Detection of the nutrient content by means of a sensor surface of the spectroscopy unit, preferably a mid-infrared spectroscopy unit, characterized in that the sensor device is arranged in the pipe section in such a way that the sensor surface faces away from the stream.

16. The method according to claim 15,

Characterized in that the sensor surface is inclined at an angle of 10° to 80° to the flow direction of the pipe section.

17. The method according to claim 15 or 16,

Characterized in that the sensor surface is cleaned by means of a fluid jet from a nozzle arranged on the sensor device.

18. The method according to any one of the preceding claims 15-17, characterized in that the liquid flows through the pipe section in such a way that the flow forms a flow vortex in the region of the sensor surface.

19. The method according to any one of the preceding claims 15-18, characterized in that the sensor device generates a sensor signal as a function of the detected nutrient content and the sensor signal is transmitted to a control unit and that the delivery rate of a delivery device, which delivers the liquid through the pipe section, by the control unit is regulated depending on the sensor signal.

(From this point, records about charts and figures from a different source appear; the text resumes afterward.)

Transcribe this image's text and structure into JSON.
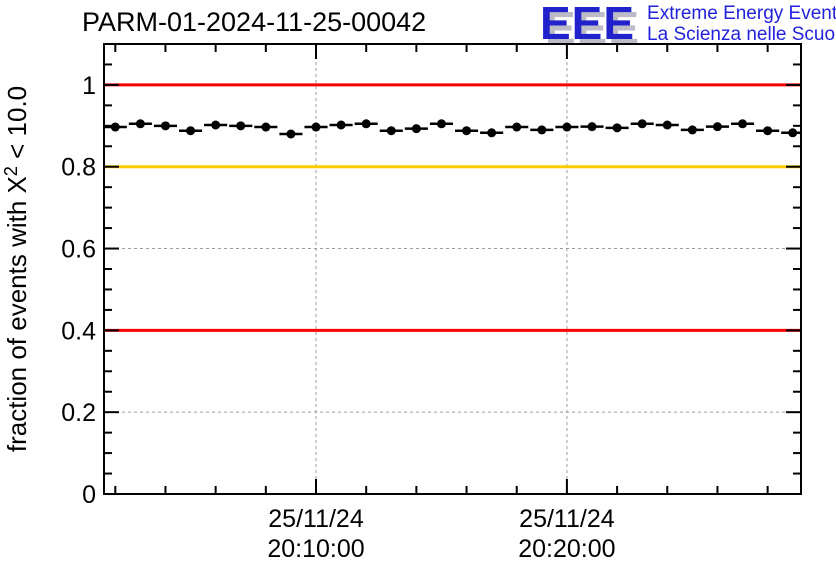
{
  "logo": {
    "acronym": "EEE",
    "line1": "Extreme Energy Events",
    "line2": "La Scienza nelle Scuole",
    "blue": "#2222cc",
    "shadow_gray": "#bcbcc8"
  },
  "colors": {
    "frame": "#000000",
    "grid": "#9a9a9a",
    "red": "#ff0000",
    "orange": "#ffcc00",
    "marker": "#000000",
    "background": "#ffffff"
  },
  "chart_data": {
    "type": "line",
    "title": "PARM-01-2024-11-25-00042",
    "ylabel": {
      "pre": "fraction of events with X",
      "sup": "2",
      "post": " < 10.0"
    },
    "xlabel": "",
    "ylim": [
      0,
      1.1
    ],
    "yticks": [
      0,
      0.2,
      0.4,
      0.6,
      0.8,
      1
    ],
    "ytick_labels": [
      "0",
      "0.2",
      "0.4",
      "0.6",
      "0.8",
      "1"
    ],
    "y_minor_step": 0.05,
    "x_axis": {
      "unit": "minutes after 20:00:00 on 25/11/24",
      "range": [
        1.55,
        29.33
      ],
      "minor_step": 2,
      "major_ticks": [
        {
          "t": 10,
          "label": [
            "25/11/24",
            "20:10:00"
          ]
        },
        {
          "t": 20,
          "label": [
            "25/11/24",
            "20:20:00"
          ]
        }
      ]
    },
    "grid": {
      "show": true,
      "color": "#9a9a9a",
      "dash": "3 3"
    },
    "threshold_lines": [
      {
        "y": 1.0,
        "color": "#ff0000"
      },
      {
        "y": 0.8,
        "color": "#ffcc00"
      },
      {
        "y": 0.4,
        "color": "#ff0000"
      }
    ],
    "legend": null,
    "series": [
      {
        "name": "fraction of events with chi2 < 10.0",
        "marker": "filled-circle",
        "color": "#000000",
        "x_err_half": 0.46,
        "points": [
          {
            "t": 2,
            "time": "20:02:00",
            "value": 0.897
          },
          {
            "t": 3,
            "time": "20:03:00",
            "value": 0.905
          },
          {
            "t": 4,
            "time": "20:04:00",
            "value": 0.9
          },
          {
            "t": 5,
            "time": "20:05:00",
            "value": 0.888
          },
          {
            "t": 6,
            "time": "20:06:00",
            "value": 0.902
          },
          {
            "t": 7,
            "time": "20:07:00",
            "value": 0.9
          },
          {
            "t": 8,
            "time": "20:08:00",
            "value": 0.897
          },
          {
            "t": 9,
            "time": "20:09:00",
            "value": 0.88
          },
          {
            "t": 10,
            "time": "20:10:00",
            "value": 0.897
          },
          {
            "t": 11,
            "time": "20:11:00",
            "value": 0.902
          },
          {
            "t": 12,
            "time": "20:12:00",
            "value": 0.905
          },
          {
            "t": 13,
            "time": "20:13:00",
            "value": 0.888
          },
          {
            "t": 14,
            "time": "20:14:00",
            "value": 0.893
          },
          {
            "t": 15,
            "time": "20:15:00",
            "value": 0.905
          },
          {
            "t": 16,
            "time": "20:16:00",
            "value": 0.888
          },
          {
            "t": 17,
            "time": "20:17:00",
            "value": 0.883
          },
          {
            "t": 18,
            "time": "20:18:00",
            "value": 0.897
          },
          {
            "t": 19,
            "time": "20:19:00",
            "value": 0.89
          },
          {
            "t": 20,
            "time": "20:20:00",
            "value": 0.897
          },
          {
            "t": 21,
            "time": "20:21:00",
            "value": 0.898
          },
          {
            "t": 22,
            "time": "20:22:00",
            "value": 0.895
          },
          {
            "t": 23,
            "time": "20:23:00",
            "value": 0.905
          },
          {
            "t": 24,
            "time": "20:24:00",
            "value": 0.902
          },
          {
            "t": 25,
            "time": "20:25:00",
            "value": 0.89
          },
          {
            "t": 26,
            "time": "20:26:00",
            "value": 0.898
          },
          {
            "t": 27,
            "time": "20:27:00",
            "value": 0.905
          },
          {
            "t": 28,
            "time": "20:28:00",
            "value": 0.888
          },
          {
            "t": 29,
            "time": "20:29:00",
            "value": 0.883
          }
        ]
      }
    ]
  }
}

20. The method according to any one of the preceding claims 15-19 or the preamble of claim 15, characterized in that the liquid is conveyed from a suction opening in a storage tank to the sensor surface and a nutrient content stratification within the storage tank is detected by i) a first nutrient content detection is carried out using the sensor surface, then ii) the suction opening inside of the storage container is moved vertically, preferably by means of a controlled actuator, following this iii) a second nutrient content detection is carried out by means of the sensor surface.

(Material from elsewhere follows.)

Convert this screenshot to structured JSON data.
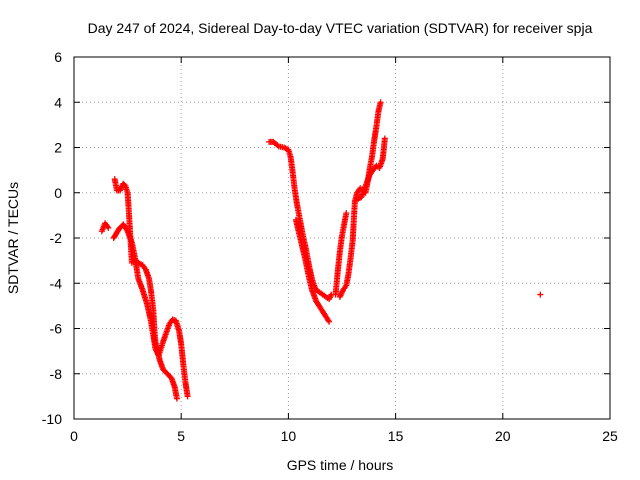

21 . Method according to claim 20, characterized in that a continuous nutrient content detection by means of the sensor surface or a sequence measurement with several consecutive nutrient content detections in a sequence by means of the sensor surface is carried out, wherein during the continuous nutrient content detection or the sequence measurement the suction opening within the storage container is moved vertically , preferably by means of the actuator controlled by the control device.

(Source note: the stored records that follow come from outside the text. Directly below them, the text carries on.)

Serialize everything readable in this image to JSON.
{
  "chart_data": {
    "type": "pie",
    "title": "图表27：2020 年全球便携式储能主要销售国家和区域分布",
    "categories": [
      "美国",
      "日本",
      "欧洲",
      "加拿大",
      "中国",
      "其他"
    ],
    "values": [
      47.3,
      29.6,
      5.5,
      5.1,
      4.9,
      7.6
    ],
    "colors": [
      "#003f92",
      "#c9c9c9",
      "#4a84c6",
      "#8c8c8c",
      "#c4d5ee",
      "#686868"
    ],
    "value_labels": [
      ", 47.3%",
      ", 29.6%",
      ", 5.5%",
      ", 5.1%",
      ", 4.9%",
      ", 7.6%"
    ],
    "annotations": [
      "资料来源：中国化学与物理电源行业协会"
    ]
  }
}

22. The method according to claim 20 or 21, characterized in that

In a first step, a calibration measurement of the nutrient content in a liquid in the storage container is carried out by carrying out a nutrient content measurement at at least two different arrangement heights of the suction opening, preferably a continuous nutrient content measurement or a sequence measurement is carried out, In a second step, a level is calculated at which a nutrient content in the liquid desired by the user is present, and

In a third step, the liquid is conveyed out of the storage container by means of the suction opening or a pump suction opening, the suction opening or the pump suction opening being adjusted to the calculated height.